Drama teacher Vanessa Gelinas stars in “God of Carnage,” a dark comedy by French playwright Yasmina Reza about two sets of parents thrown together after a playground fight between their 11-year-old sons.
In the play, the adults meet to hash out what happened on the playground between their children. But the result of this well-mannered attempt at civility is some adolescent behavior in a living room setting.
The play is being staged at Signature Theatre in Arlington County.
Gelinas, of Reston, portrays Annette Raleigh, the mother of the aggressor in the story.
“She’s in wealth management, and she’s married to a lawyer,” Gelinas said. “She’s a full-time working woman, and her husband travels about. . . . You get the sense that she’s not as hands-on as the other parents [of the victim in this story]. There’s some guilt there for her in that.”
Dressed in a power suit and smugness, Gelinas’s character goes from hair-up, put-together professional to hair-down, pillow-wielding pariah during the one-act, 70-minute production.
“I am also a working mom, so I kind of understand where she’s coming from,” said Gelinas, whose son is 10.
While performing in the play allows Gelinas to take lessons from the classroom to the stage, the opportunity has meant balancing her day job with being a professional actress.
During the play’s rehearsals, which began in March, Gelinas took three weeks of leave from teaching.
“I had to give up vacation time to make this work,” she said. “Now I’m teaching during the day and performing during the night. When I get home, I need to come down. I organize my closet and stuff like that.”
Practicing what she preaches in her classroom means long days. Gelinas performs eight shows per week, with no shows Monday nights and two on Saturdays and Sundays.
“It’s what I went to school for,” she said. “I didn’t set out to be a teacher. . . . What it’s taught me is that I really like to be a director.”
Like a baseball coach stepping up to bat, Gelinas said, “it allows me to use that muscle that I haven’t been able to use.”
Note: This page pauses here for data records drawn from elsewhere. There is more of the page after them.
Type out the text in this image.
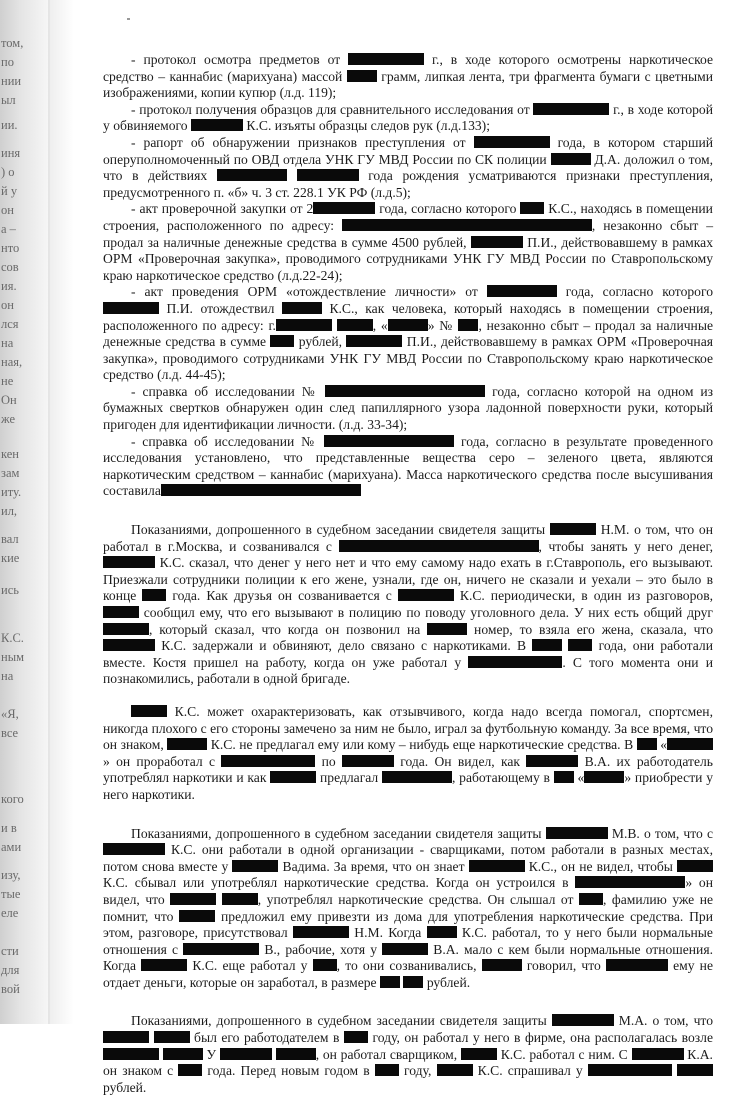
том,
по
нии
ыл
ии.
иня
) о
й у
он
а –
нто
сов
ия.
он
лся
на
ная,
не
Он
же
кен
зам
иту.
ил,
вал
кие
ись
К.С.
ным
на
«Я,
все
кого
и в
ами
изу,
тые
еле
сти
для
вой

- протокол осмотра предметов от	г., в ходе которого осмотрены наркотическое средство – каннабис (марихуана) массой	грамм, липкая лента, три фрагмента бумаги с цветными изображениями, копии купюр (л.д. 119);

- протокол получения образцов для сравнительного исследования от	г., в ходе которой у обвиняемого	К.С. изъяты образцы следов рук (л.д.133);

- рапорт об обнаружении признаков преступления от	года, в котором старший оперуполномоченный по ОВД отдела УНК ГУ МВД России по СК полиции	Д.А. доложил о том, что в действиях	года рождения усматриваются признаки преступления, предусмотренного п. «б» ч. 3 ст. 228.1 УК РФ (л.д.5);

- акт проверочной закупки от 2	года, согласно которого К.С., находясь в помещении строения, расположенного по адресу:	, незаконно сбыт – продал за наличные денежные средства в сумме 4500 рублей,	П.И., действовавшему в рамках ОРМ «Проверочная закупка», проводимого сотрудниками УНК ГУ МВД России по Ставропольскому краю наркотическое средство (л.д.22-24);

- акт проведения ОРМ «отождествление личности» от	года, согласно которого  П.И. отождествил	К.С., как человека, который находясь в помещении строения, расположенного по адресу: г.	, «	» № , незаконно сбыт – продал за наличные денежные средства в сумме рублей,	П.И., действовавшему в рамках ОРМ «Проверочная закупка», проводимого сотрудниками УНК ГУ МВД России по Ставропольскому краю наркотическое средство (л.д. 44-45);

- справка об исследовании №	года, согласно которой на одном из бумажных свертков обнаружен один след папиллярного узора ладонной поверхности руки, который пригоден для идентификации личности. (л.д. 33-34);

- справка об исследовании №	года, согласно в результате проведенного исследования установлено, что представленные вещества серо – зеленого цвета, являются наркотическим средством – каннабис (марихуана). Масса наркотического средства после высушивания составила

Показаниями, допрошенного в судебном заседании свидетеля защиты	Н.М. о том, что он работал в г.Москва, и созванивался с	, чтобы занять у него денег,  К.С. сказал, что денег у него нет и что ему самому надо ехать в г.Ставрополь, его вызывают. Приезжали сотрудники полиции к его жене, узнали, где он, ничего не сказали и уехали – это было в конце	года. Как друзья он созванивается с	К.С. периодически, в один из разговоров,  сообщил ему, что его вызывают в полицию по поводу уголовного дела. У них есть общий друг , который сказал, что когда он позвонил на	номер, то взяла его жена, сказала, что  К.С. задержали и обвиняют, дело связано с наркотиками. В	года, они работали вместе. Костя пришел на работу, когда он уже работал у	. С того момента они и познакомились, работали в одной бригаде.

К.С. может охарактеризовать, как отзывчивого, когда надо всегда помогал, спортсмен, никогда плохого с его стороны замечено за ним не было, играл за футбольную команду. За все время, что он знаком,	К.С. не предлагал ему или кому – нибудь еще наркотические средства. В «» он проработал с	по	года. Он видел, как	В.А. их работодатель употреблял наркотики и как	предлагал	, работающему в «	» приобрести у него наркотики.

Показаниями, допрошенного в судебном заседании свидетеля защиты	М.В. о том, что с  К.С. они работали в одной организации - сварщиками, потом работали в разных местах, потом снова вместе у	Вадима. За время, что он знает	К.С., он не видел, чтобы  К.С. сбывал или употреблял наркотические средства. Когда он устроился в	» он видел, что	, употреблял наркотические средства. Он слышал от , фамилию уже не помнит, что	предложил ему привезти из дома для употребления наркотические средства. При этом, разговоре, присутствовал	Н.М. Когда	К.С. работал, то у него были нормальные отношения с	В., рабочие, хотя у	В.А. мало с кем были нормальные отношения. Когда	К.С. еще работал у , то они созванивались,	говорил, что	ему не отдает деньги, которые он заработал, в размере	рублей.

Показаниями, допрошенного в судебном заседании свидетеля защиты	М.А. о том, что   был его работодателем в году, он работал у него в фирме, она располагалась возле   У	, он работал сварщиком,	К.С. работал с ним. С	К.А. он знаком с	года. Перед новым годом в	году,	К.С. спрашивал у   рублей.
Oakton High School senior Joe Flynn, 17, saw Gelinas perform recently and said it gave him a new view of his teacher.
“I loved it. Seeing a teacher perform on stage gives you a new respect for her,” said Flynn, who wants to be an actor. “When people think about high school teachers, they think — not that they’re dried up — but that they aren’t doing much anymore” in terms of outside of the classroom. “Aside from the stress level of being in a show and teaching, you can see the difference between when she’s in a show and not in her level of happiness. She’s just happier.”
Junior drama student Caroline Werenskjold, 17, agreed. “She always comes in and brings new ideas to our rehearsals. . . . She has more creative ideas about how to deal with things,” Werenskjold said.
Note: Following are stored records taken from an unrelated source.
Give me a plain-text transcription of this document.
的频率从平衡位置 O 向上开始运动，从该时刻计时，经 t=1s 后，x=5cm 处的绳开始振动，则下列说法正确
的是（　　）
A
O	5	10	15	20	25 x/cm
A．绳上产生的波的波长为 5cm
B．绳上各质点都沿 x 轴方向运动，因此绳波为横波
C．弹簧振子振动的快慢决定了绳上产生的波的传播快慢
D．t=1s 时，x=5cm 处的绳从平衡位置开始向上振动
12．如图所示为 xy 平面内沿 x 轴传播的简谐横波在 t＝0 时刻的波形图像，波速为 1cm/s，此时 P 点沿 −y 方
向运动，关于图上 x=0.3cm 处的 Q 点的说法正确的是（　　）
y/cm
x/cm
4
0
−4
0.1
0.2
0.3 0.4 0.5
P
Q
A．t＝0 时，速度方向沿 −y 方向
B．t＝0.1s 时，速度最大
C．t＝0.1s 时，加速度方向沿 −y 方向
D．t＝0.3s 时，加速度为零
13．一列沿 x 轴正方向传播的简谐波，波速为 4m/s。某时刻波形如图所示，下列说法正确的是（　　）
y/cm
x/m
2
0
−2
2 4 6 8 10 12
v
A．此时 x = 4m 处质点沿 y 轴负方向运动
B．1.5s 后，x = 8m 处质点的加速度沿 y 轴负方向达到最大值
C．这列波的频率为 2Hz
Although she and Gelinas bicker on stage, Naomi Jacobson, the other mother in “God of Carnage,” said having a teacher also perform professionally is of great value to Oakton’s students.
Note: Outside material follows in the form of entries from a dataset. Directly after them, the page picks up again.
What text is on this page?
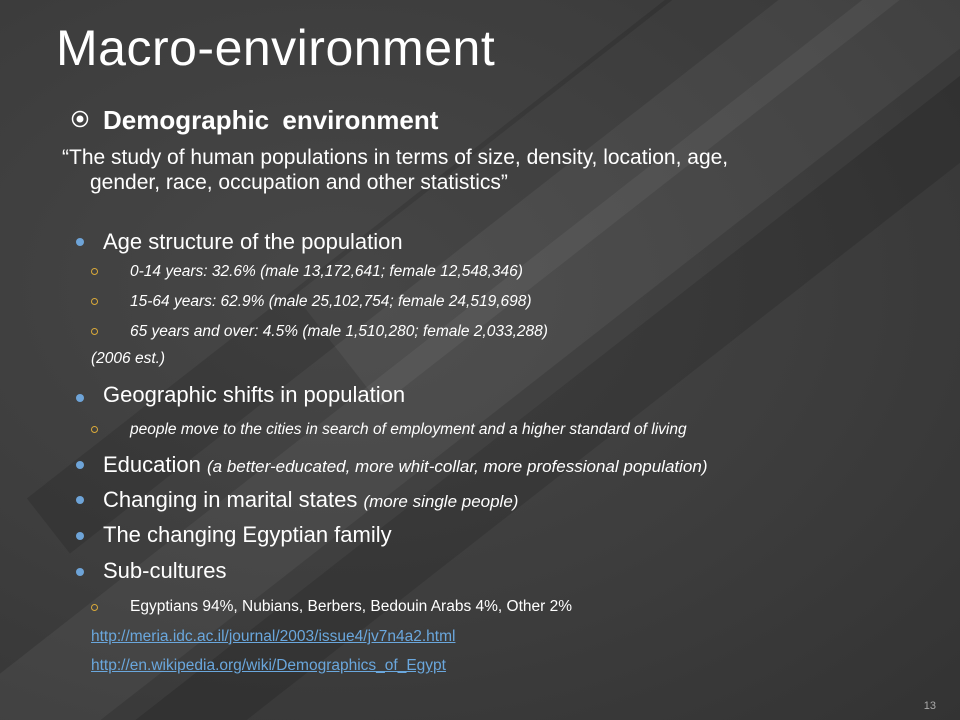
Macro-environment
Demographic environment
“The study of human populations in terms of size, density, location, age,
gender, race, occupation and other statistics”
Age structure of the population
0-14 years: 32.6% (male 13,172,641; female 12,548,346)
15-64 years: 62.9% (male 25,102,754; female 24,519,698)
65 years and over: 4.5% (male 1,510,280; female 2,033,288)
(2006 est.)
Geographic shifts in population
people move to the cities in search of employment and a higher standard of living
Education (a better-educated, more whit-collar, more professional population)
Changing in marital states (more single people)
The changing Egyptian family
Sub-cultures
Egyptians 94%, Nubians, Berbers, Bedouin Arabs 4%, Other 2%
http://meria.idc.ac.il/journal/2003/issue4/jv7n4a2.html
http://en.wikipedia.org/wiki/Demographics_of_Egypt
13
“I think Vanessa’s students are incredibly lucky to have a professional actress of her caliber who has chosen to teach at the high school level,” said Jacobson, an adjunct professor at the University of Maryland. “Her craft, artistry and understanding of the practical demands of performing, not just theory, make her a valuable resource, especially for any of those students who are considering theater or film as a profession. They will be way ahead of the game when they go to their next level of training.”